Whether it’s raising your own children or caring for aging parents, being a family caregiver is fraught with fulfillment that comes at a price: stress and strain.

It’s becoming more common to be caught somewhere in the middle — being a parent to one’s own children while simultaneously caring for elderly parents. Known as the “sandwich generation,” this unique group of middle-aged adults can find themselves in a pickle.

To help navigate that feeling of being sandwiched, chew on these five ideas to help you manage the double dose of stress:

1. Don’t do it alone

Finding yourself sandwiched between caring for your 80-year-old mother and your 21-year-old who decided that college wasn’t for him can leave you at your wit’s end.

Conflicting responsibilities can stress you out to the point where you feel like you can’t get anything done. Find balance in everything life throws at you by prioritizing more pressing caregiving tasks and outsourcing or asking for family members’ help with more flexible duties.

Just like there are day cares for young children, adult day care centers can help alleviate caregiver stress by providing elder companionship and stimulation.

2. Take personal time

Caring for everyone else in your family can lead you to neglect the very thing you need to continue caregiving — your own health and well-being. The loss of personal “you” time is one of the biggest stressors facing the sandwich generation because it can feel like you never have a minute alone to regroup.

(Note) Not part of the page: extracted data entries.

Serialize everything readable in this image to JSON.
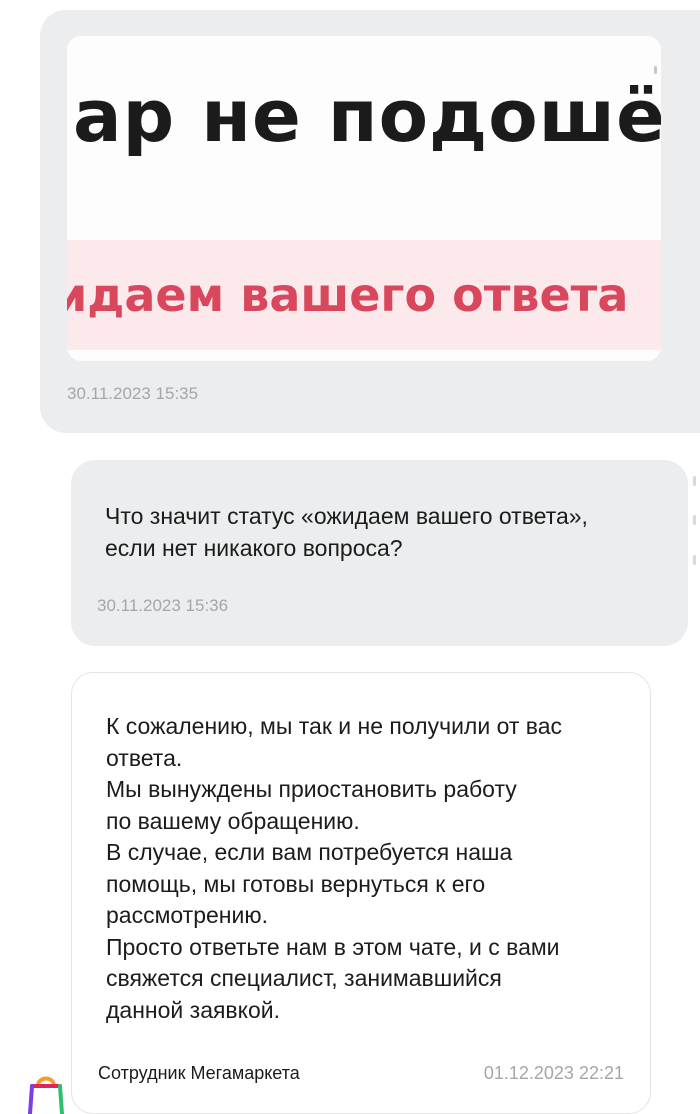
{
  "messages": {
    "image_message": {
      "attachment": {
        "top_text": "ар не подошё",
        "band_text": "идаем вашего ответа"
      },
      "time": "30.11.2023 15:35"
    },
    "question_message": {
      "lines": [
        "Что значит статус «ожидаем вашего ответа»,",
        "если нет никакого вопроса?"
      ],
      "time": "30.11.2023 15:36"
    },
    "reply_message": {
      "lines": [
        "К сожалению, мы так и не получили от вас",
        "ответа.",
        "Мы вынуждены приостановить работу",
        "по вашему обращению.",
        "В случае, если вам потребуется наша",
        "помощь, мы готовы вернуться к его",
        "рассмотрению.",
        "Просто ответьте нам в этом чате, и с вами",
        "свяжется специалист, занимавшийся",
        "данной заявкой."
      ],
      "sender": "Сотрудник Мегамаркета",
      "time": "01.12.2023 22:21"
    }
  },
  "avatar": {
    "icon": "shopping-bag-icon",
    "colors": [
      "#f39c33",
      "#e0245e",
      "#7b3fe4",
      "#2fbf71"
    ]
  },
  "colors": {
    "outgoing_bubble": "#ebedee",
    "incoming_border": "#e2e4e6",
    "timestamp": "#a3a7ac",
    "attachment_band": "#fbe9ec",
    "attachment_band_text": "#d9475d"
  }
}
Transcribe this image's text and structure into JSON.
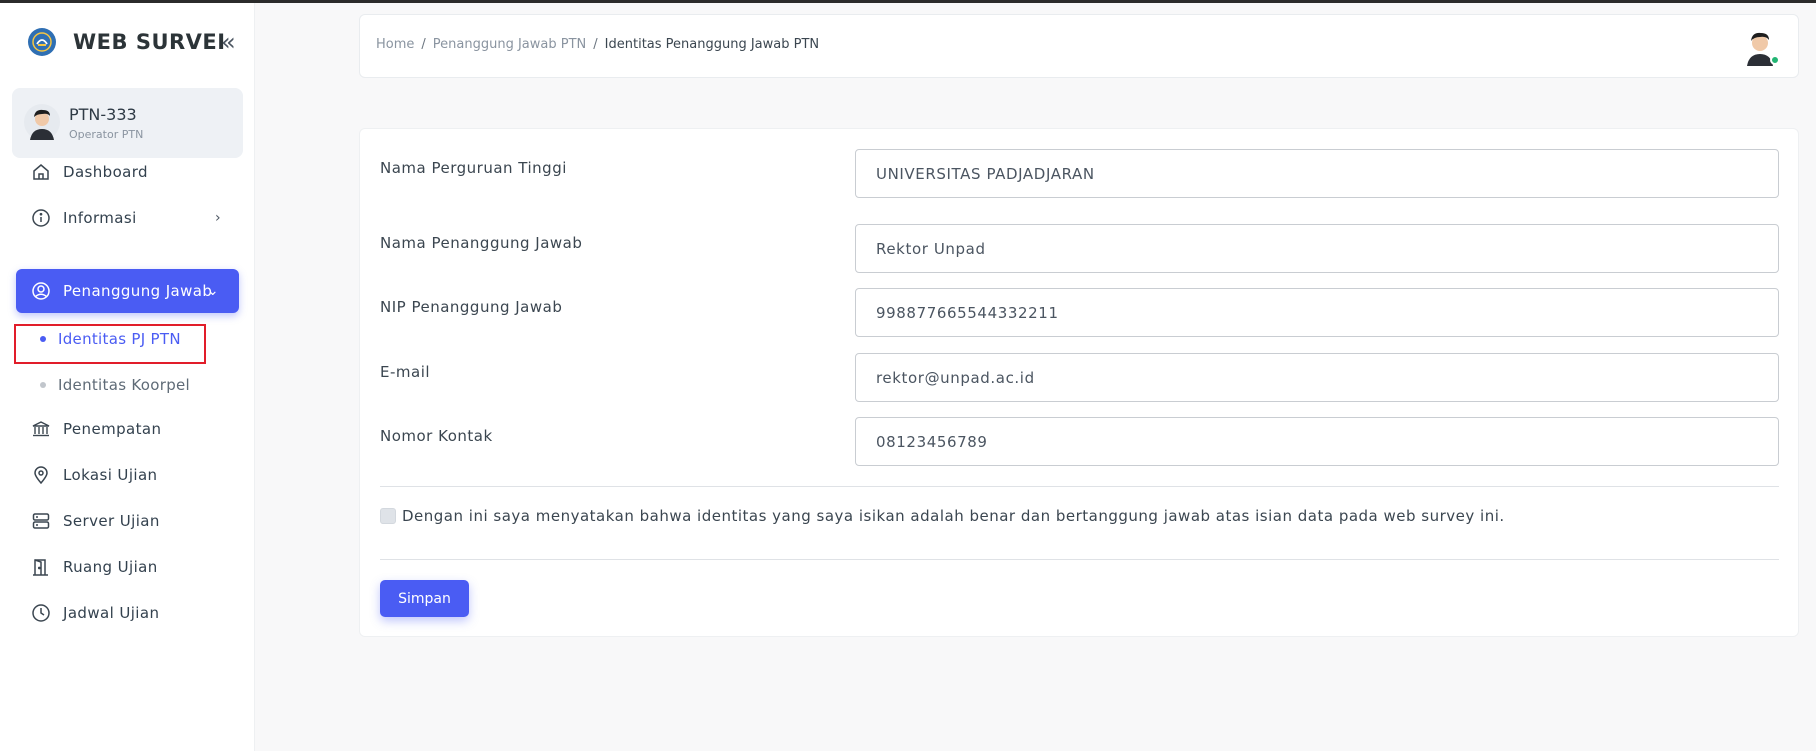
{
  "app": {
    "title": "WEB SURVEI"
  },
  "user": {
    "name": "PTN-333",
    "role": "Operator PTN"
  },
  "sidebar": {
    "items": [
      {
        "label": "Dashboard",
        "icon": "home-icon"
      },
      {
        "label": "Informasi",
        "icon": "info-icon"
      },
      {
        "label": "Penanggung Jawab",
        "icon": "user-circle-icon"
      },
      {
        "label": "Penempatan",
        "icon": "bank-icon"
      },
      {
        "label": "Lokasi Ujian",
        "icon": "map-pin-icon"
      },
      {
        "label": "Server Ujian",
        "icon": "server-icon"
      },
      {
        "label": "Ruang Ujian",
        "icon": "door-icon"
      },
      {
        "label": "Jadwal Ujian",
        "icon": "clock-icon"
      }
    ],
    "sub_items": [
      {
        "label": "Identitas PJ PTN",
        "active": true
      },
      {
        "label": "Identitas Koorpel",
        "active": false
      }
    ]
  },
  "breadcrumb": {
    "home": "Home",
    "parent": "Penanggung Jawab PTN",
    "current": "Identitas Penanggung Jawab PTN",
    "separator": "/"
  },
  "form": {
    "fields": [
      {
        "label": "Nama Perguruan Tinggi",
        "value": "UNIVERSITAS PADJADJARAN"
      },
      {
        "label": "Nama Penanggung Jawab",
        "value": "Rektor Unpad"
      },
      {
        "label": "NIP Penanggung Jawab",
        "value": "998877665544332211"
      },
      {
        "label": "E-mail",
        "value": "rektor@unpad.ac.id"
      },
      {
        "label": "Nomor Kontak",
        "value": "08123456789"
      }
    ],
    "declaration": "Dengan ini saya menyatakan bahwa identitas yang saya isikan adalah benar dan bertanggung jawab atas isian data pada web survey ini.",
    "declaration_checked": false,
    "submit_label": "Simpan"
  },
  "colors": {
    "accent": "#4a5cf3",
    "highlight": "#e11d2a",
    "online": "#22b573"
  }
}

At least once a day, give yourself time to close your eyes, take several deep breaths, and simply clear your mind. Developing several mindfulness strategies can help you better cope with stress and lead a more emotionally and mentally healthy life.

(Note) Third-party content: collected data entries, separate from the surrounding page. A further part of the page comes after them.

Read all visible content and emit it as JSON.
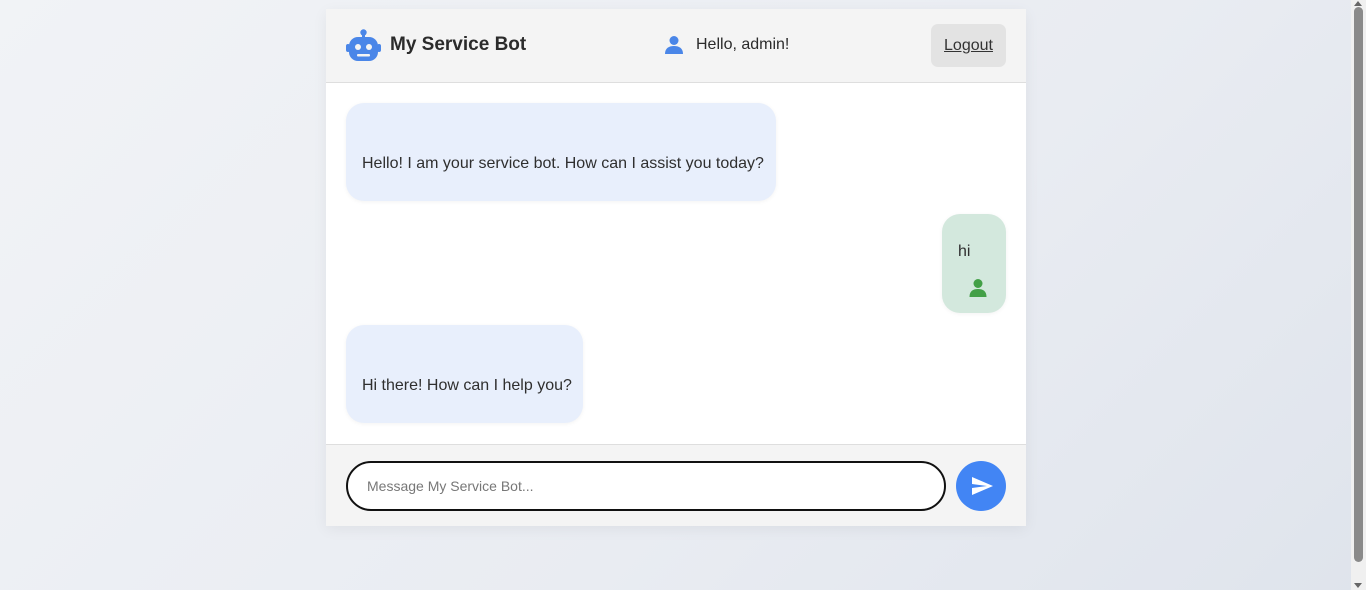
{
  "header": {
    "title": "My Service Bot",
    "brand_icon": "robot-icon",
    "greeting": "Hello, admin!",
    "greeting_icon": "user-icon",
    "logout_label": "Logout"
  },
  "messages": [
    {
      "sender": "bot",
      "text": "Hello! I am your service bot. How can I assist you today?"
    },
    {
      "sender": "user",
      "text": "hi",
      "icon": "user-icon"
    },
    {
      "sender": "bot",
      "text": "Hi there! How can I help you?"
    }
  ],
  "composer": {
    "placeholder": "Message My Service Bot...",
    "value": "",
    "send_icon": "send-icon"
  },
  "colors": {
    "accent": "#4285f4",
    "bot_bubble": "#e8effc",
    "user_bubble": "#d3e8dd",
    "user_icon": "#43a047",
    "header_bg": "#f4f4f4"
  }
}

3. Spend quality time with partner

The multiple caregiving roles you find yourself in can potentially harm your intimate relationship if your attention is constantly divided elsewhere. Be diligent in assessing how sandwich caregiving has impacted your intimate relationship, and make time for each other at least once a week.

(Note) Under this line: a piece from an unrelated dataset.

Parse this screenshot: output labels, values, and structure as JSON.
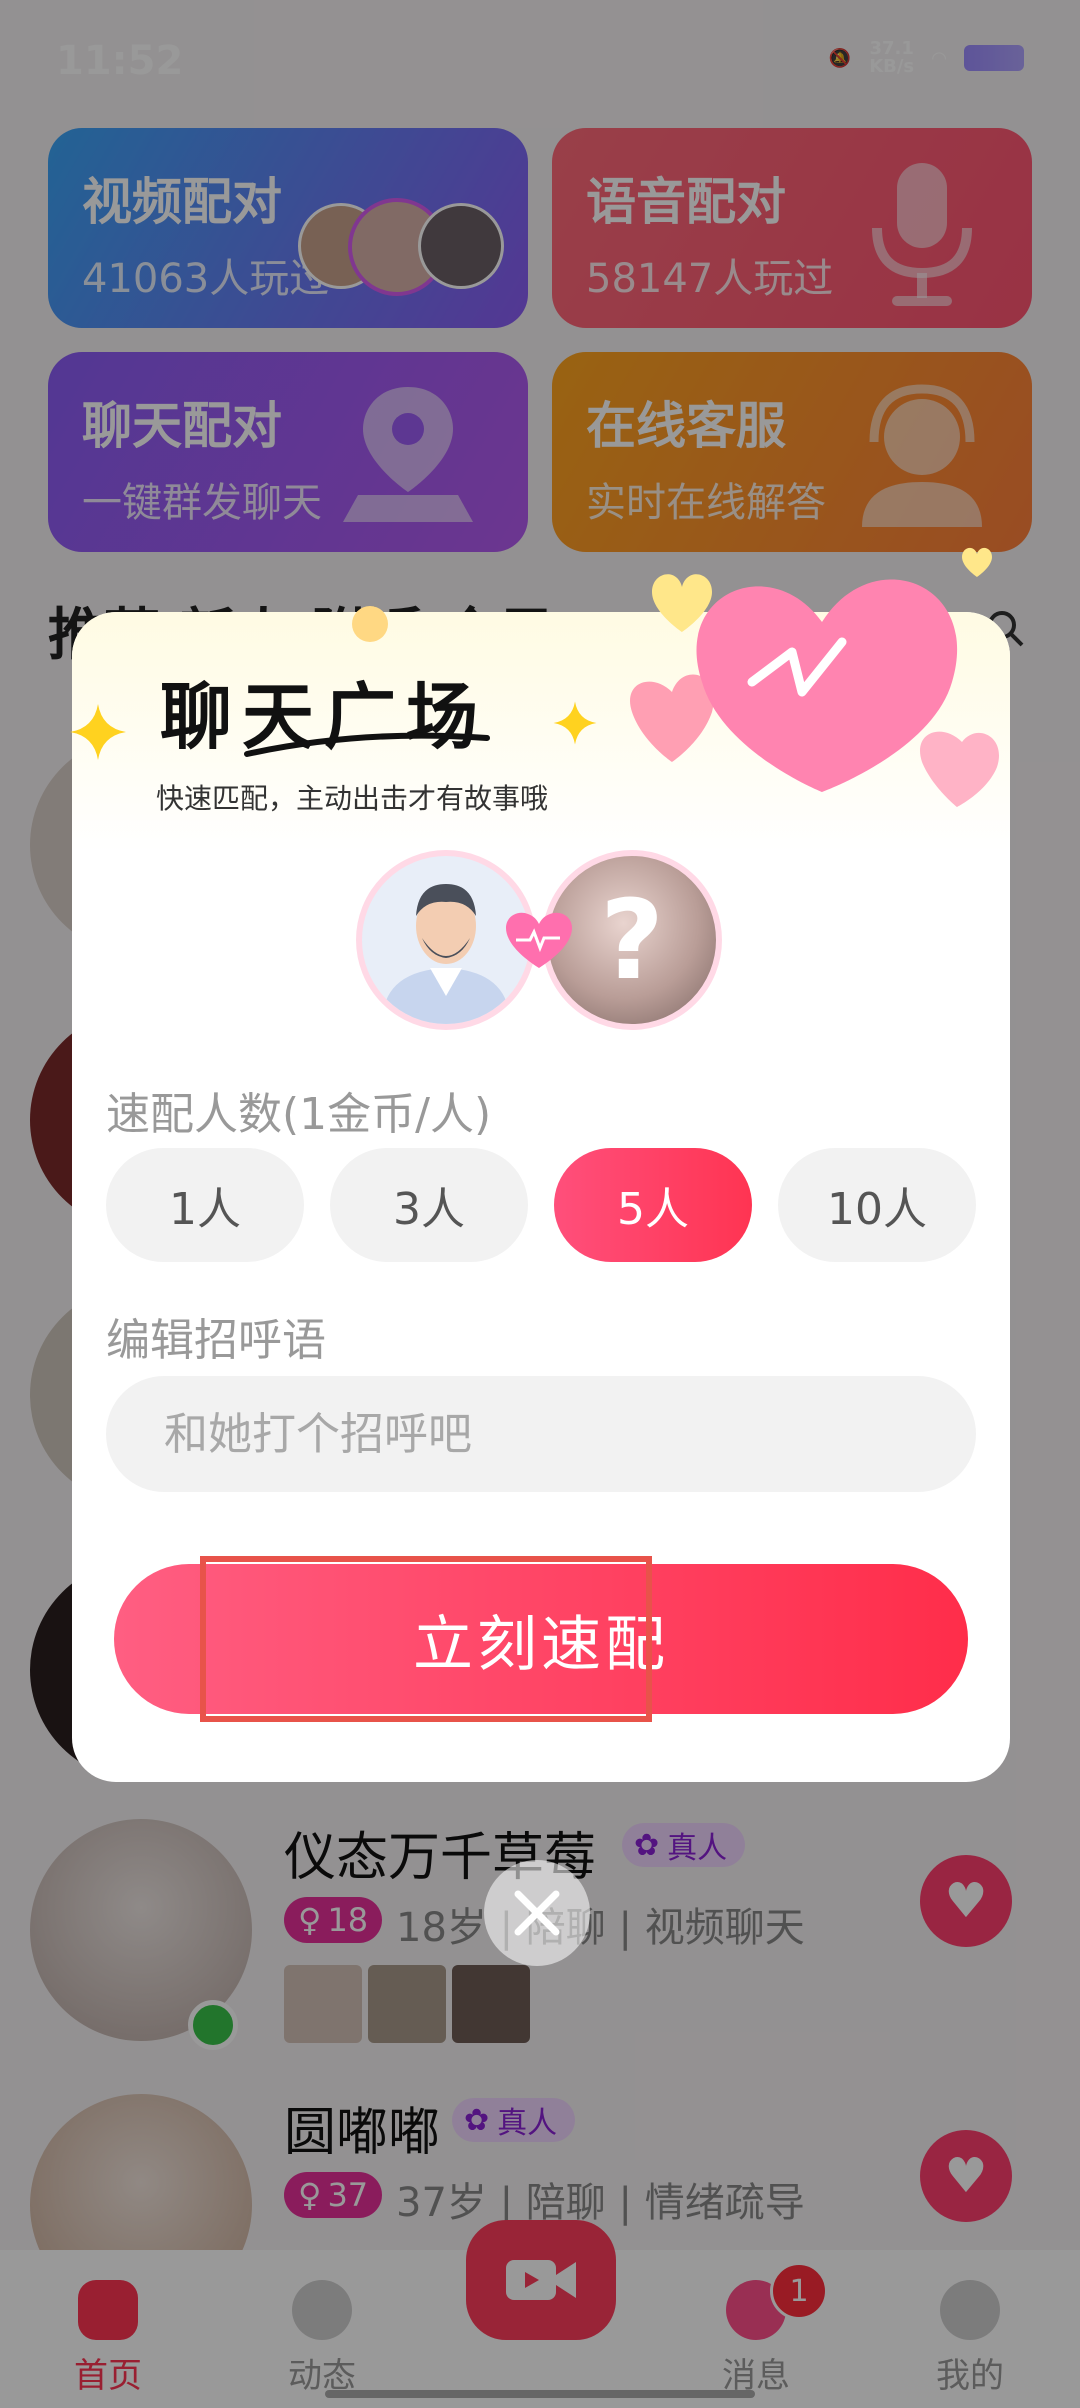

Spending quality time with your partner at the end of a particularly stressful week can help you reenergize together. Having a special date night is its own form of therapy, and it strengthens you and your partner’s bond in the face of strain.

4. Be open with communication

The sandwich generation is notorious for having to manage shifting relationship dynamics in the context of caregiving. For example, what do you do when your live-in aging mother-in-law questions how you run your household? This tension can be incredibly stressful, as it falls on top of caregiving responsibilities.

In cases where you suddenly find yourself landlord of your young adult daughter, the best strategy is open, clear communication. Stewing about what’s bothering you will only make things worse in the long run, so it’s best to face it head on and come up with a game plan together with your loved ones.

5. Don’t neglect your financial future

Navigating multiple caregiving roles comes with physical and emotional demands that overextend your time, mental health, and your financial resources.

Stress tied to economic strain can cause some in the sandwich generation to neglect their own financial planning for later life. To help offset this risk, begin planning for retirement early, such as padding out retirement savings accounts and assessing your insurance plans.

The bottom line

Being a member of the sandwich generation will undoubtedly come with some form of added stress in your life. By understanding the types of stress you’ll encounter as you take on new caregiving roles, you can more easily cope with strain.